In [1]:
import nltk
import re
import numpy as np
import pandas as pd
from pprint import pprint
import json
import codecs
from bs4 import BeautifulSoup
import os

# Gensim
import gensim
import gensim.corpora as corpora
from gensim.utils import simple_preprocess
from gensim.models import CoherenceModel

# spacy for lemmatization
import spacy

# Plotting tools
import pyLDAvis
import pyLDAvis.gensim  # don't skip this
import matplotlib.pyplot as plt

import warnings
warnings.filterwarnings("ignore",category=DeprecationWarning)

# NLTK Stop words
from nltk.corpus import stopwords
stop_words = stopwords.words('english')
stop_words.extend(['from', 'subject', 're', 'edu', 'use', '&quot', 'datum', 'work', 'connect', 'code', 'iot', 'make', 'add', 'message', 'follow', 'solution', 'day'])

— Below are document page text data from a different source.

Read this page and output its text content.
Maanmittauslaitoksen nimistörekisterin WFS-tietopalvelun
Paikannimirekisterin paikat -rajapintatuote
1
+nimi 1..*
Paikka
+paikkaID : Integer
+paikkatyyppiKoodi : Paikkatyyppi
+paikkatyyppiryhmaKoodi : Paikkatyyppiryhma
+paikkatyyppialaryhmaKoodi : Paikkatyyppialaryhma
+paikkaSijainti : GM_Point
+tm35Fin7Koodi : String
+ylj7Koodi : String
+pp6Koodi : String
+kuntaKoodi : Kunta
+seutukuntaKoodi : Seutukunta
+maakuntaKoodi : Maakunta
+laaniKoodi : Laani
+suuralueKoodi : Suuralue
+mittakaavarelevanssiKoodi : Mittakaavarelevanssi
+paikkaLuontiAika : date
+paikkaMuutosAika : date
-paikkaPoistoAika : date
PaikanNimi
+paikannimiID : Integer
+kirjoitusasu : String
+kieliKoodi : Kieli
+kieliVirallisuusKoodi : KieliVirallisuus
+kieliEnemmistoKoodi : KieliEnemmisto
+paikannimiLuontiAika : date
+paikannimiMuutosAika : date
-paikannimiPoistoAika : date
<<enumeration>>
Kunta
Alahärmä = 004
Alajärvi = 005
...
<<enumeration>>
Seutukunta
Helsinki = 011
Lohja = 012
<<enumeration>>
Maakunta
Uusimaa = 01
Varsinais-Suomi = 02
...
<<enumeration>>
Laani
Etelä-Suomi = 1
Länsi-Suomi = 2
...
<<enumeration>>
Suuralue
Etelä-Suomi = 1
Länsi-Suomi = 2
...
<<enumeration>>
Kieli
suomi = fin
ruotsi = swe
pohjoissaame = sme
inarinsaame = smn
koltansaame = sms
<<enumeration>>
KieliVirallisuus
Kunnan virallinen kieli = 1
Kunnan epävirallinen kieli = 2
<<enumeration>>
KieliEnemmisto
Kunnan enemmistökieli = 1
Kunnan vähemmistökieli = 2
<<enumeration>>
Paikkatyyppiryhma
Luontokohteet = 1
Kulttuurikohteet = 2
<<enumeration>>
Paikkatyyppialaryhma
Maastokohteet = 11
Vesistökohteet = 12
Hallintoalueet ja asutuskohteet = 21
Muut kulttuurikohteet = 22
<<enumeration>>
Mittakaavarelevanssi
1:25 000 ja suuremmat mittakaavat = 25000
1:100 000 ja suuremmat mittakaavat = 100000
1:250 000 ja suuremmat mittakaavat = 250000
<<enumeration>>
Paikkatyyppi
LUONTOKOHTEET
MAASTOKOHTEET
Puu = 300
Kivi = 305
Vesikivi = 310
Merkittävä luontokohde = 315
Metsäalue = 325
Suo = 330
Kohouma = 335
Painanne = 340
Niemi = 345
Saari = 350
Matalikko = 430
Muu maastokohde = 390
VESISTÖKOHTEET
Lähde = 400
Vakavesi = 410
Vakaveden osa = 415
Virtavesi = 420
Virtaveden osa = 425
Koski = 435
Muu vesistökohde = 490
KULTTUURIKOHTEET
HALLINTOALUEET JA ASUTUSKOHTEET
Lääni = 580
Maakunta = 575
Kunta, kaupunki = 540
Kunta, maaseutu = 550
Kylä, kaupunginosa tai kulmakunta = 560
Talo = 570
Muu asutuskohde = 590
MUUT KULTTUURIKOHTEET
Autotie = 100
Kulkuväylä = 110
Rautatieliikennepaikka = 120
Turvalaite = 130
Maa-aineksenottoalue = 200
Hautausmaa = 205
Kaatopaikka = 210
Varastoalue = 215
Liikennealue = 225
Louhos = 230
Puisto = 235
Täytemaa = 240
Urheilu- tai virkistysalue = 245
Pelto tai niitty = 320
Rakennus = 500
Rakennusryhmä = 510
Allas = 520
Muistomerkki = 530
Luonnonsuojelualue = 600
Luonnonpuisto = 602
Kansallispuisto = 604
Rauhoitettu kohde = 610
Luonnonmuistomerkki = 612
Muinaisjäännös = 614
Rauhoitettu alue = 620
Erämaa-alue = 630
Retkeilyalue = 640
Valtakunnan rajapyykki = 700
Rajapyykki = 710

datafile = json.load(codecs.open('data.json', 'r', 'utf-8-sig'))

data = []
for item in datafile["items"]:
    data.append(item["body"])
    
#Remove Emoji
def deEmojify(text):
    regrex_pattern = re.compile(pattern = "["
        u"\U0001F600-\U0001F64F"  # emoticons
        u"\U0001F300-\U0001F5FF"  # symbols & pictographs
        u"\U0001F680-\U0001F6FF"  # transport & map symbols
        u"\U0001F1E0-\U0001F1FF"  # flags (iOS)
                           "]+", flags = re.UNICODE)
    return regrex_pattern.sub(r'',text)
    
data_notags = []
#Remove tags and break lines
for item in data:
    data_bl = item.replace('\n', ' ').replace('\r', '')
    data_nc = re.sub(r'<pre>.+?</pre>', '', data_bl)
    data_ne = deEmojify(data_nc)
    data_nt = BeautifulSoup(data_ne, "lxml").text

    data_notags.append(data_nt)

def sent_to_words(sentences):
    for sentence in sentences:
        yield(gensim.utils.simple_preprocess(str(sentence), deacc=True))  # deacc=True removes punctuations

data_words = list(sent_to_words(data_notags))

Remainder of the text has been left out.